À Maurice, des ateliers de la seconde chance
Adeline
éducatrice d'enfants défavorisés
Adeline a passé un an comme volontaire DCC au sein d’une Communauté du Chemin Neuf, à l’Île Maurice. Au sein des Ateliers Techniques de Rivière Noire (ou ATRN), elle a pu accompagner des adolescents en décrochage scolaire. Elle nous partage sa rencontre avec ces jeunes difficiles, mais attachants.
Des ateliers de seconde chance
« Les Ateliers Techniques de Rivière Noire accueillent des jeunes de 12 à 16 ans en échec avec le système scolaire, et leur proposent des activités artistiques et manuelles qui vont du dessin à la cuisine, en passant par l’équitation, la sculpture sur bois, la soudure et l’électricité. Les Ateliers n’accueillent que 10 à 15 élèves : tous ont quitté l’école suite à un comportement difficile. Nombreux sont ceux qui ont été déscolarisés pendant une longue période. Aux ATRN, pas d’élève modèle: on réapprend à respecter le cadre, à suivre les règles, à être assidu et ponctuel.
Un apprentissage concret
Durant le premier trimestre, j’ai accompagné une enseignante qui menait un projet pilote d’alphabétisation fonctionnelle. Ce cours fait l’impasse sur l’alphabet et les syllabes, pour se concentrer sur du concret : connaître les chiffres, les dates, lire les noms des villes, pour pouvoir prendre le bus, remplir un chèque, un formulaire… Tout cela, en français et en anglais bien sûr.
C’est une pédagogie très intéressante : Ella, la formatrice, intéresse les jeunes grâce à des choses dont ils ont besoin. Ils font l’effort car ils en voient le bénéfice immédiat.
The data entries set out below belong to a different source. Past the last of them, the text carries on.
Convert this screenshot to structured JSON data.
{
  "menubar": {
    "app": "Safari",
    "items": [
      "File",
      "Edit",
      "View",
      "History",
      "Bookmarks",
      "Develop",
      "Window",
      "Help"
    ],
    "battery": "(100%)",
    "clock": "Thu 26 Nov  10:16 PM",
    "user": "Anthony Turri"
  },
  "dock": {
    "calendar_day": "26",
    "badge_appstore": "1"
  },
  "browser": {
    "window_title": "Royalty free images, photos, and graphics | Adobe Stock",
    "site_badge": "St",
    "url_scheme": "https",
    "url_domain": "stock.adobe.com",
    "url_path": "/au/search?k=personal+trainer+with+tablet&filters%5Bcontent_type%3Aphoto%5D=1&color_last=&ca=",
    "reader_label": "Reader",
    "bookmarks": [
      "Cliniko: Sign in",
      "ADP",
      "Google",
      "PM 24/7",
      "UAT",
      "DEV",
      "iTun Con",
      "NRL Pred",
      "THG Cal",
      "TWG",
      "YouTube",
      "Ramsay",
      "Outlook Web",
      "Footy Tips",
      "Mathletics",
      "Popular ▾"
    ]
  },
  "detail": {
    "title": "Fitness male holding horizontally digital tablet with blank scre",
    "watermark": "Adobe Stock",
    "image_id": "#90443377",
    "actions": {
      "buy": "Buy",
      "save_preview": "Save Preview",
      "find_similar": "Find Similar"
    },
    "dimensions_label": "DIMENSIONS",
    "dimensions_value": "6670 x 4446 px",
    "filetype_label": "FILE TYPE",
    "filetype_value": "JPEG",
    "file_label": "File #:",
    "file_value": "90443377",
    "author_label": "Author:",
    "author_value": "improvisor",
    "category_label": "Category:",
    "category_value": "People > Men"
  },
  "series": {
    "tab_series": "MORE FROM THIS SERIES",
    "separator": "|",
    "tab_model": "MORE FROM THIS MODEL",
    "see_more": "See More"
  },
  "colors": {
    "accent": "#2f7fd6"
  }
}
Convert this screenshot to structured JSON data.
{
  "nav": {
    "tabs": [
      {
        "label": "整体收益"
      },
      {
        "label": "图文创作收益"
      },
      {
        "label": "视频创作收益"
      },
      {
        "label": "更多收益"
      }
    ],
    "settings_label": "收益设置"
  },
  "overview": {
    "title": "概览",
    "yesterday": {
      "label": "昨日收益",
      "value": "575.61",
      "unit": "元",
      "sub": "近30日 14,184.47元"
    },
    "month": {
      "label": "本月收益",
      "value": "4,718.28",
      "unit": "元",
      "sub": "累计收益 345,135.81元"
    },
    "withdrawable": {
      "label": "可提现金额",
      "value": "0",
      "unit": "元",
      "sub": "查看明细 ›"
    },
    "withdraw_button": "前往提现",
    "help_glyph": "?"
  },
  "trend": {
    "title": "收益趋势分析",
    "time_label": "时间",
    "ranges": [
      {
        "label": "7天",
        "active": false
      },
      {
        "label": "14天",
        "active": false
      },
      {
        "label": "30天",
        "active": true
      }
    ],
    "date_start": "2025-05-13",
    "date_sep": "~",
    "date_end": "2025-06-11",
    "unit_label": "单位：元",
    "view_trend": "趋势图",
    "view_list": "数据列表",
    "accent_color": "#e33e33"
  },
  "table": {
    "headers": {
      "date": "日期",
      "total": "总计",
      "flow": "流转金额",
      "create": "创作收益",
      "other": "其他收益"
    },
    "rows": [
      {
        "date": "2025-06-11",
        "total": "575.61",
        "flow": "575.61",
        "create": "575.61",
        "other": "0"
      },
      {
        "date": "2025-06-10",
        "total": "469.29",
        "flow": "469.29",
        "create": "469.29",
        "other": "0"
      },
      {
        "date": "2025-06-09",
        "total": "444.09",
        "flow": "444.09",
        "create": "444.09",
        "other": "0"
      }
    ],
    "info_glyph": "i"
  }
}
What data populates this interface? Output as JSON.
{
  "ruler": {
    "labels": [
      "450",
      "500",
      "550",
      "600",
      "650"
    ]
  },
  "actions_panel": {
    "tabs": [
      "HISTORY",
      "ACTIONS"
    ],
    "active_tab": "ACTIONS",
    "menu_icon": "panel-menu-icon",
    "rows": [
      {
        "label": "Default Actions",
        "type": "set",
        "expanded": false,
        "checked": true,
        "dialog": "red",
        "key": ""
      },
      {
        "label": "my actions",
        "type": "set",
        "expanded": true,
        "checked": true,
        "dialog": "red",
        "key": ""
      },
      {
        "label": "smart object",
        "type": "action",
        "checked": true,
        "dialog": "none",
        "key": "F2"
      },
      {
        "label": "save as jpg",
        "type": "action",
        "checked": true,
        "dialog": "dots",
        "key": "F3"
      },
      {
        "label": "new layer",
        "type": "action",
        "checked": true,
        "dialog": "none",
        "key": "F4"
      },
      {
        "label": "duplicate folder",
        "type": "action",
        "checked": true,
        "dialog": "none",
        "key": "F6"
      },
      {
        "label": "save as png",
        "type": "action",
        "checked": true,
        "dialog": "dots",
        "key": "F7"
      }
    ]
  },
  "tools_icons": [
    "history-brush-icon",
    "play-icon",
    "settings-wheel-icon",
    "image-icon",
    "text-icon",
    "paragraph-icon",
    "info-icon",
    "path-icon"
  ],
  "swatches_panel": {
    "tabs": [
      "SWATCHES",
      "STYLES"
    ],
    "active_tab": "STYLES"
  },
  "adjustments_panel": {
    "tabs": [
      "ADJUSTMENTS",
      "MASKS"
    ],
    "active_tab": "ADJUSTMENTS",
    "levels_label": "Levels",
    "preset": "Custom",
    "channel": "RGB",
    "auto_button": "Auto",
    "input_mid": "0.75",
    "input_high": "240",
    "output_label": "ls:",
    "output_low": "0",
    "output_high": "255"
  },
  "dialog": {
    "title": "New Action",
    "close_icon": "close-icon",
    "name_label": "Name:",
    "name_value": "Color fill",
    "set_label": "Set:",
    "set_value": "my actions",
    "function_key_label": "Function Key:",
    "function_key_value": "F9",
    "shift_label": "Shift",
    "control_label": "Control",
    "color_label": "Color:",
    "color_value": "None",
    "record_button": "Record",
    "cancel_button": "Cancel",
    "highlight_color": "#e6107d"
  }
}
Plus les modules avancent, plus les jeunes vont trouver goût à la lecture et, au final, demander par eux-mêmes comment orthographier certains mots.
Des débuts difficiles et un déclic salvateur…
Ça, c’est sur le papier… Dans les faits, mes premiers temps aux ATRN n’ont pas été des plus faciles. Les enfants criaient et se battaient, s’insultaient, sortaient à leur guise, regardaient leur portable… C’était aussi des jeunes qui parlaient un créole incompréhensible pour moi, et qui en profitaient! En bref, je me sentais assez mal à l’aise. L’expérience d’Ella m’a vraiment aidée. Au final, ils sont plusieurs à avoir fini le programme et une remise des certificats a été organisée en novembre 2018, en présence des parents.
Je crois me souvenir que le « déclic » a eu lieu une matinée: le cours était annulé, je n’en étais pas informée. Le responsable m’a proposé de le remplacer par une balade dans les gorges, un grand parc naturel. Je suis partie sans comprendre que j’allais être seule pour gérer tous les garçons, dans une forêt où je n’avais jamais mis les pieds ! Alors que j’étais inquiète, j’ai passé un très beau moment. Les jeunes étaient étonnamment attentionnés : ils me guidaient, me racontaient l’histoire du lieu, me montraient la végétation et me tendaient même une main secourable pour traverser les ruisseaux. Quelle métamorphose ! Nous avons atteint une rivière où ils ont nagé et sauté du haut de rochers. L’heure de rentrer venue, ils sont sortis de l’eau sans broncher et nous sommes rentrés tranquillement. Cette matinée m’a permis de les voir sous un autre jour! »
Grâce aux activités proposées, les jeunes en décrochage scolaire reprennent confiance en eux.